Esta necesidad, me digo, de enfrentarme
a la pantalla en blanco. O a la hoja en blanco, que diría alguien que ya podría
ser tenido por antiguo, como si de pronto, a través ella me fuera a llegar una
revelación. No escribir en ella simplemente lo que me venga a la cabeza, sino
esperar que por su mediación, algo nuevo me sea revelado. Una aparición que no
tenga que ver conmigo mismo, que no sea un desarrollo más de mi cerebro. Algo
procedente de un lugar ajeno, del que, al fin y a la postre, tanto espero,
desconociéndolo, sin embargo, absolutamente. Clausurar de una vez por todas, esta epopeya que supone el mero hecho de
vivir, siempre avanzando hacia ninguna parte, como un barón de Munchausen
enloquecido, queriendo vencer a la gravedad tirándose de los pelos. Como si
camino de Damasco, una luz cegadora fuera a manifestarse y decirme algo nuevo, convocarme
a un lugar diferente de mí mismo, que fuese lo más auténtico de cuanto soy.
Mediterráneos o islas de coral ocultas que desconozco y que siempre están ahí
esperando a ser descubiertas. O quizás una voz poderosa, que me llame por mi
propio nombre, y me sumerja en lo que en la pantalla solo percibo como una
opacidad o un resplandor vano. Ser capaz por fin de no ser nada, y por primera
vez contemplarme en un espejo mágico que me devuelva algo más que mi simple
reflejo: mi auténtica identidad, perdida en esta maraña de signos que constituye
el mundo que habito. Necesito esa máquina que devore mi ego, y solo regurgite
de mí lo que de verdad merece la pena, si es que tal existe. Porque el problema
solo consiste en eso: ser capaz de percibirme como si fuera un ente ajeno a mí
mismo. Quien podrá, por fin devolverme al leopardo o la gacela que fui, o a ese
mar azul que ignoro a pesar de su belleza. Y a la belleza de la Grecia antigua.

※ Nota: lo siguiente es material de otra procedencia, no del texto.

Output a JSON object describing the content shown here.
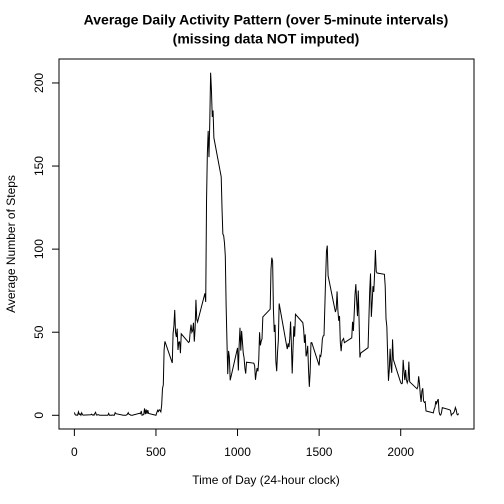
{
  "chart_data": {
    "type": "line",
    "title": "Average Daily Activity Pattern (over 5-minute intervals)",
    "subtitle": "(missing data NOT imputed)",
    "x_label": "Time of Day (24-hour clock)",
    "y_label": "Average Number of Steps",
    "xlim": [
      -94.2,
      2449.2
    ],
    "ylim": [
      -8.25,
      214.42
    ],
    "xticks": [
      0,
      500,
      1000,
      1500,
      2000
    ],
    "yticks": [
      0,
      50,
      100,
      150,
      200
    ],
    "x": [
      0,
      5,
      10,
      15,
      20,
      25,
      30,
      35,
      40,
      45,
      50,
      55,
      100,
      105,
      110,
      115,
      120,
      125,
      130,
      135,
      140,
      145,
      150,
      155,
      200,
      205,
      210,
      215,
      220,
      225,
      230,
      235,
      240,
      245,
      250,
      255,
      300,
      305,
      310,
      315,
      320,
      325,
      330,
      335,
      340,
      345,
      350,
      355,
      400,
      405,
      410,
      415,
      420,
      425,
      430,
      435,
      440,
      445,
      450,
      455,
      500,
      505,
      510,
      515,
      520,
      525,
      530,
      535,
      540,
      545,
      550,
      555,
      600,
      605,
      610,
      615,
      620,
      625,
      630,
      635,
      640,
      645,
      650,
      655,
      700,
      705,
      710,
      715,
      720,
      725,
      730,
      735,
      740,
      745,
      750,
      755,
      800,
      805,
      810,
      815,
      820,
      825,
      830,
      835,
      840,
      845,
      850,
      855,
      900,
      905,
      910,
      915,
      920,
      925,
      930,
      935,
      940,
      945,
      950,
      955,
      1000,
      1005,
      1010,
      1015,
      1020,
      1025,
      1030,
      1035,
      1040,
      1045,
      1050,
      1055,
      1100,
      1105,
      1110,
      1115,
      1120,
      1125,
      1130,
      1135,
      1140,
      1145,
      1150,
      1155,
      1200,
      1205,
      1210,
      1215,
      1220,
      1225,
      1230,
      1235,
      1240,
      1245,
      1250,
      1255,
      1300,
      1305,
      1310,
      1315,
      1320,
      1325,
      1330,
      1335,
      1340,
      1345,
      1350,
      1355,
      1400,
      1405,
      1410,
      1415,
      1420,
      1425,
      1430,
      1435,
      1440,
      1445,
      1450,
      1455,
      1500,
      1505,
      1510,
      1515,
      1520,
      1525,
      1530,
      1535,
      1540,
      1545,
      1550,
      1555,
      1600,
      1605,
      1610,
      1615,
      1620,
      1625,
      1630,
      1635,
      1640,
      1645,
      1650,
      1655,
      1700,
      1705,
      1710,
      1715,
      1720,
      1725,
      1730,
      1735,
      1740,
      1745,
      1750,
      1755,
      1800,
      1805,
      1810,
      1815,
      1820,
      1825,
      1830,
      1835,
      1840,
      1845,
      1850,
      1855,
      1900,
      1905,
      1910,
      1915,
      1920,
      1925,
      1930,
      1935,
      1940,
      1945,
      1950,
      1955,
      2000,
      2005,
      2010,
      2015,
      2020,
      2025,
      2030,
      2035,
      2040,
      2045,
      2050,
      2055,
      2100,
      2105,
      2110,
      2115,
      2120,
      2125,
      2130,
      2135,
      2140,
      2145,
      2150,
      2155,
      2200,
      2205,
      2210,
      2215,
      2220,
      2225,
      2230,
      2235,
      2240,
      2245,
      2250,
      2255,
      2300,
      2305,
      2310,
      2315,
      2320,
      2325,
      2330,
      2335,
      2340,
      2345,
      2350,
      2355
    ],
    "series": [
      {
        "color": "#000000",
        "values": [
          1.72,
          0.34,
          0.13,
          0.15,
          0.08,
          2.09,
          0.53,
          0.87,
          0,
          1.47,
          0.3,
          0.13,
          0.32,
          0.68,
          0.15,
          0.34,
          0,
          1.11,
          1.83,
          0.17,
          0.17,
          0.38,
          0.26,
          0,
          0,
          0,
          1.13,
          0,
          0,
          0.13,
          0,
          0.23,
          0,
          0,
          1.55,
          0.94,
          0,
          0,
          0,
          0,
          0.21,
          0.62,
          1.62,
          0.58,
          0.49,
          0.08,
          0,
          0,
          1.19,
          0.94,
          2.57,
          0,
          0.34,
          0.36,
          4.11,
          0.66,
          3.49,
          0.83,
          3.11,
          1.11,
          0,
          1.57,
          3,
          2.25,
          3.32,
          2.96,
          2.09,
          6.06,
          16.02,
          18.34,
          39.45,
          44.49,
          31.49,
          49.26,
          53.77,
          63.45,
          49.96,
          47.08,
          52.15,
          39.34,
          44.02,
          44.17,
          37.36,
          49.04,
          43.81,
          44.38,
          50.51,
          54.51,
          49.92,
          50.98,
          55.68,
          44.32,
          52.26,
          69.55,
          57.85,
          56.15,
          73.38,
          68.21,
          129.43,
          157.53,
          171.15,
          155.4,
          177.3,
          206.17,
          195.92,
          179.57,
          183.4,
          167.02,
          143.45,
          124.04,
          109.11,
          108.11,
          103.72,
          95.96,
          66.21,
          45.23,
          24.79,
          38.75,
          34.98,
          21.06,
          40.57,
          26.98,
          42.42,
          52.66,
          38.92,
          50.79,
          44.28,
          37.42,
          34.7,
          28.34,
          25.09,
          31.94,
          31.36,
          29.68,
          21.32,
          25.55,
          28.38,
          26.47,
          33.43,
          49.98,
          42.04,
          44.6,
          46.04,
          59.19,
          63.87,
          87.7,
          94.85,
          92.77,
          63.4,
          50.17,
          54.47,
          32.42,
          26.53,
          37.74,
          45.06,
          67.28,
          42.34,
          39.89,
          43.26,
          40.98,
          46.25,
          56.43,
          42.75,
          25.13,
          39.96,
          53.55,
          47.32,
          60.81,
          55.75,
          51.96,
          43.58,
          48.7,
          35.47,
          37.55,
          41.85,
          27.51,
          17.11,
          26.08,
          43.62,
          43.77,
          30.02,
          36.08,
          35.49,
          38.85,
          45.96,
          47.75,
          48.13,
          65.32,
          82.91,
          98.66,
          102.11,
          83.96,
          62.13,
          64.13,
          74.55,
          63.17,
          56.91,
          59.77,
          43.87,
          38.57,
          44.66,
          45.45,
          46.21,
          43.68,
          46.62,
          56.3,
          50.72,
          61.23,
          72.72,
          78.94,
          68.94,
          59.66,
          75.09,
          56.51,
          34.77,
          37.45,
          40.68,
          58.02,
          74.7,
          85.32,
          59.26,
          67.77,
          77.7,
          74.25,
          85.34,
          99.45,
          86.58,
          85.6,
          84.87,
          77.83,
          58.04,
          53.36,
          36.32,
          20.72,
          27.4,
          40.02,
          30.21,
          25.55,
          45.66,
          33.53,
          19.62,
          19.02,
          19.34,
          33.34,
          26.81,
          21.17,
          27.3,
          21.34,
          19.55,
          21.32,
          32.3,
          20.15,
          15.94,
          17.23,
          23.45,
          19.25,
          12.45,
          8.02,
          14.66,
          16.3,
          8.68,
          7.79,
          8.13,
          2.62,
          1.45,
          3.68,
          4.81,
          8.51,
          7.08,
          8.7,
          9.75,
          2.21,
          0.32,
          0.11,
          1.6,
          4.6,
          3.3,
          2.85,
          0,
          0.83,
          0.96,
          1.58,
          2.6,
          4.7,
          3.3,
          0.64,
          0.23,
          1.08
        ]
      }
    ]
  }
}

A las alturas inmarcesibles del Karakorum, donde ya solo es posible la pureza del cielo.
Quizás solo sea orgullo esta pretensión de romper los espejos de una vez por
todas, allí donde mi silueta aún vagabundea como una sombra de la que nunca
podré desprenderme. Un ente puro que sin embargo añora el simple hecho de
existir como un ser contingente, arriesgándose a la aniquilación, al abismo de
la nada. Quizás entonces vuelvan a habitarme únicamente las onomatopeyas y los
ruidos de la selva. Y me abandonen los diptongos, las metáforas, las hipérboles
y la gran cantidad de figuras gramaticales y literarias que los alfabetos
hicieron posible inútilmente. Y con ellos a los versos endecasílabos y los
sonetos: la poesía. Arborescencias del mar de los Sargazos, helechos y
coníferas del Cretácico, cuando aun erraban mundo adelante los reptiles
gigantes, convertidos poco después en puro carbono en las selvas de Yucatán ¡Oh
impacto sagrado que viniste de más allá del cinturón de asteroides, y ni aún
así terminaste con los que están condenados a no conocerse!